“At the Cross” Good Friday

Then the soldiers of the governor took Jesus into the governor’s headquarters, and they gathered the whole cohort around him. They stripped him and put a scarlet robe on him, and after twisting some thorns into a crown, they put it on his head. They put a reed in his right hand and knelt before him and mocked him, saying, ‘Hail, King of the Jews!’ They spat on him and took the reed and struck him on the head. After mocking him, they stripped him of the robe and put his own clothes on him. Then they led him away to crucify him.

As they went out, they came upon a man from Cyrene named Simon; they compelled this man to carry his cross. And when they came to a place called Golgotha (which means Place of a Skull), they offered him wine to drink, mixed with gall; but when he tasted it, he would not drink it.

And when they had crucified him, they divided his clothes among themselves by casting lots; then they sat down there and kept watch over him. Over his head they put the charge against him, which read, ‘This is Jesus, the King of the Jews.’

Then two bandits were crucified with him, one on his right and one on his left. Those who passed by derided him, shaking their heads and saying, ‘You who would destroy the temple and build it in three days, save yourself! If you are the Son of God, come down from the cross.’ In the same way the chief priests also, along with the scribes and elders, were mocking him, saying, ‘He saved others; he cannot save himself. He is the King of Israel; let him come down from the cross now, and we will believe in him. He trusts in God; let God deliver him now, if he wants to; for he said, “I am God’s Son.” ’ The bandits who were crucified with him also taunted him in the same way.

From noon on, darkness came over the whole land until three in the afternoon. And about three o’clock Jesus cried with a loud voice, ‘Eli, Eli, lema sabachthani?’ that is, ‘My God, my God, why have you forsaken me?’ When some of the bystanders heard it, they said, ‘This man is calling for Elijah.’ At once one of them ran and got a sponge, filled it with sour wine, put it on a stick, and gave it to him to drink. But the others said, ‘Wait, let us see whether Elijah will come to save him.’ Then Jesus cried again with a loud voice and breathed his last. At that moment the curtain of the temple was torn in two, from top to bottom. The earth shook, and the rocks were split. The tombs also were opened, and many bodies of the saints who had fallen asleep were raised. After his resurrection they came out of the tombs and entered the holy city and appeared to many. Now when the centurion and those with him, who were keeping watch over Jesus, saw the earthquake and what took place, they were terrified and said, ‘Truly this man was God’s Son!’  Matthew 27.27-54

With a great and dramatic flourish Matthew concludes his account of the Passion with the report of an earthquake. He says, “The curtain of the temple was torn in two, from top to bottom.

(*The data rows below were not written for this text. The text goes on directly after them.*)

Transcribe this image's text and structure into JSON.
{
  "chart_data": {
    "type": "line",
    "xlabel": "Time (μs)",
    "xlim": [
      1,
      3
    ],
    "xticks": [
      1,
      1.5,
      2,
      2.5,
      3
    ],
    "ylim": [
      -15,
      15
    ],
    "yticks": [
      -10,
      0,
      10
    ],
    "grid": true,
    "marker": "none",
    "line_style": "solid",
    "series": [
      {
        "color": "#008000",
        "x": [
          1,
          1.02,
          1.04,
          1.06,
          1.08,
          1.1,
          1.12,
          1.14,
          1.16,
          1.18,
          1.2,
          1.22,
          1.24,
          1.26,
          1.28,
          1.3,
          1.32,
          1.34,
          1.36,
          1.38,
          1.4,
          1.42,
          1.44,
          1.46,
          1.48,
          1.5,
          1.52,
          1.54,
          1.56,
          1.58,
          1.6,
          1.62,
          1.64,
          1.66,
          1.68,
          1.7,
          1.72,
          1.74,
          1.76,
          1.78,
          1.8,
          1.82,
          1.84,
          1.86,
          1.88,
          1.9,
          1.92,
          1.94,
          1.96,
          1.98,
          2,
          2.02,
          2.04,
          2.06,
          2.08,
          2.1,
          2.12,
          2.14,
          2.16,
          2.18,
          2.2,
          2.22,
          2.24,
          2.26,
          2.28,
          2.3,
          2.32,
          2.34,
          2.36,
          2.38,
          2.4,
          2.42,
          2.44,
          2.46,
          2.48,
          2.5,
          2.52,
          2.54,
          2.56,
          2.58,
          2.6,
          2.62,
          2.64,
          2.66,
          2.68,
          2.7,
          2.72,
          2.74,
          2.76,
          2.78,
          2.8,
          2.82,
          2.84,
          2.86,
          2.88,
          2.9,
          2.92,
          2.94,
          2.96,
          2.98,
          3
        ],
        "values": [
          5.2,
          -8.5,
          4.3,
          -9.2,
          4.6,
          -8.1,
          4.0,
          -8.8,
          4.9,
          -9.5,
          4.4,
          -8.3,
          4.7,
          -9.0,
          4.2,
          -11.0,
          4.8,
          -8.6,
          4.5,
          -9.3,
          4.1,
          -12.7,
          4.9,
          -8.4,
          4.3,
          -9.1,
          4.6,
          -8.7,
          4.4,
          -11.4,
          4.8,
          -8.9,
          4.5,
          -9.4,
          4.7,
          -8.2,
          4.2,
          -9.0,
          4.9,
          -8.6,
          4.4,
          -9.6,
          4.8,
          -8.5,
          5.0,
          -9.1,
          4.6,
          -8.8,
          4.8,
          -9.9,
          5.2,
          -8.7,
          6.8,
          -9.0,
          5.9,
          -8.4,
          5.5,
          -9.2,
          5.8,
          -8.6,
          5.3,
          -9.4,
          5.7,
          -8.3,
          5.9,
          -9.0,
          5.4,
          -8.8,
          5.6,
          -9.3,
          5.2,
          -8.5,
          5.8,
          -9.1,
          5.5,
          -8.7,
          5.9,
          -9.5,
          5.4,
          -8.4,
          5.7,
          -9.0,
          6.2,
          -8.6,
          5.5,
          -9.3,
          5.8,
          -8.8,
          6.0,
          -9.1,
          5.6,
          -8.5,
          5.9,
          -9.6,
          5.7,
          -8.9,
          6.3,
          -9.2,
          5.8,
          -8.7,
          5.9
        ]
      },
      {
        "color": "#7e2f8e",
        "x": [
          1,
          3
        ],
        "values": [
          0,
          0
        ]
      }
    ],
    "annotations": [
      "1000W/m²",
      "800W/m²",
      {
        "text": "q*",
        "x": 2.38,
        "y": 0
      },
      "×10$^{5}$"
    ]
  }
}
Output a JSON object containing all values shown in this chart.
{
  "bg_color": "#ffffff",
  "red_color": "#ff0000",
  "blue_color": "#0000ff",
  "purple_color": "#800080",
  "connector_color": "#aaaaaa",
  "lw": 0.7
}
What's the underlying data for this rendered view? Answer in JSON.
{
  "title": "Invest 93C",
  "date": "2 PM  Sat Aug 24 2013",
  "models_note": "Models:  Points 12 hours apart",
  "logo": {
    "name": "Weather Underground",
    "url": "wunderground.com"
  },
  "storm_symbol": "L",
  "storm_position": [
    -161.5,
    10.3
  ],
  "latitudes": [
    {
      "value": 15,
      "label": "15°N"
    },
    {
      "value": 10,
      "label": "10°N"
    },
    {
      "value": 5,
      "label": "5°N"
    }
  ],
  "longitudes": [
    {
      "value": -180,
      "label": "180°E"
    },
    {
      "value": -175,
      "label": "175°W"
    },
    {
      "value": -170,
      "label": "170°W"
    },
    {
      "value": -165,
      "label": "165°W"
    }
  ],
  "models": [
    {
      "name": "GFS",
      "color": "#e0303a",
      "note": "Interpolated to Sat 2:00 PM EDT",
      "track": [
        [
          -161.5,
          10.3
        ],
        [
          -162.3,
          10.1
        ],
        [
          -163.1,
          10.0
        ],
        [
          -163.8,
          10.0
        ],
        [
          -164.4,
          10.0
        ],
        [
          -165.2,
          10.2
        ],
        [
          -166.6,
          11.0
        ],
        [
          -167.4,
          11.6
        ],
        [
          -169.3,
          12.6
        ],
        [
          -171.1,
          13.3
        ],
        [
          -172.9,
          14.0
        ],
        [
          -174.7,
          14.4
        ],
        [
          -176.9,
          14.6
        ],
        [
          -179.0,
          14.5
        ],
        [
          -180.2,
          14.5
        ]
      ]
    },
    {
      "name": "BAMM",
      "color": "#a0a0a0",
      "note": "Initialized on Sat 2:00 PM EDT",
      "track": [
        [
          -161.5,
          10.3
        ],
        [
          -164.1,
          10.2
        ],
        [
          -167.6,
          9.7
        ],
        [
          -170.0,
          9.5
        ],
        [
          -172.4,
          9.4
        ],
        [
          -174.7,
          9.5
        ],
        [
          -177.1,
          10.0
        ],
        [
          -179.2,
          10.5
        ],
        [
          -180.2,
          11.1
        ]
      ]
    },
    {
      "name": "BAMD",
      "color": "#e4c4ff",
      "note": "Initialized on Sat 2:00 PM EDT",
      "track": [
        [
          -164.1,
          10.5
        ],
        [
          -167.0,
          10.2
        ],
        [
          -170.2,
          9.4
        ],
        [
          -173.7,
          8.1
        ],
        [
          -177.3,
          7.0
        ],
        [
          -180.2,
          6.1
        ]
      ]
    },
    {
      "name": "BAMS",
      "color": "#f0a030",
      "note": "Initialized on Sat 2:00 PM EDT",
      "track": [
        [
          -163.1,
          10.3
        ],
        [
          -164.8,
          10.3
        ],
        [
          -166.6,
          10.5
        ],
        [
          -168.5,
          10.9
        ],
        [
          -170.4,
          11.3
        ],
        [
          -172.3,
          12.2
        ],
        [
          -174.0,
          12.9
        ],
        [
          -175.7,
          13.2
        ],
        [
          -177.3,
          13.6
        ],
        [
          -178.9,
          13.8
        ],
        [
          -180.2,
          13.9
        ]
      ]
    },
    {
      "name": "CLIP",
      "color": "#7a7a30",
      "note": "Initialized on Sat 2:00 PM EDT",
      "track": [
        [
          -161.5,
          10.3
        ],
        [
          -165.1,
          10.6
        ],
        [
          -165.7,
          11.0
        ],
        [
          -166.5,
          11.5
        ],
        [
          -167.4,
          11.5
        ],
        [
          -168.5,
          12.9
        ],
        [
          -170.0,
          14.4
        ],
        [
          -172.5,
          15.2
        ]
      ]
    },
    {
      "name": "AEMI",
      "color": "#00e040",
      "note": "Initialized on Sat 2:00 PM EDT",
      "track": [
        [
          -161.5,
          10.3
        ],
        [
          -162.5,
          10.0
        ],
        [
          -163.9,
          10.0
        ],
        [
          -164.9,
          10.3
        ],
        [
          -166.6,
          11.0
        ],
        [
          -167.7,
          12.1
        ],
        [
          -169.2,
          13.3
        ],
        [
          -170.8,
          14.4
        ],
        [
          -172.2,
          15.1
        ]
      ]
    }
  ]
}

The earth shook, and the rocks were split.”

If ever you want a description of something which leaves humanity ‘out of its depth’, an earthquake usually fits the bill. Just as we euphemistically refer to this kind of thing as an ‘act of God’, ‘seismic’ is probably an appropriate word to encapsulate the significance of what happened that day. So, before the Cross we are in earthquake territory; and Matthew is reminding us that there is an objectivity to these things about which we are I believe, often far too shy.

Because this is the place in which something is done (accomplished) for us. This is the place from which springs the Lord God’s New Creation and his re-creating us in his image. As Stanley Hauerwas says, “We don’t get to make this up for ourselves.” Paul sums it up in both cosmic and personal terms. It’s here that “God was in Christ reconciling the world to himself” (2 Corinthians 5.19). And he is the Christ “who loved me and gave himself for me.” (Galatians 2.20)

Jesus told the disciples: “When I am lifted up, I will draw all people to myself” (John 12.32) The cross is the revelation of divine love. It has, as Paul says, a “breadth and length and height and depth, …. that surpasses knowledge” (Ephesians 3.18).

What we’re called to do is to listen and gaze; “keep watch over Jesus.” And let his act of self-giving love would somehow go to work on us so that like Simon of Cyrene; we discover that the Cross has a way of drawing us in and inviting us to take it up.

It’s always these two things: In this place something seismic was done for us but from this place we go forth, amazed by what the Lord God wishes to do in and through us. In other words, we find ourselves caught up in a story not of our own making …but which becomes our pattern of life and our future.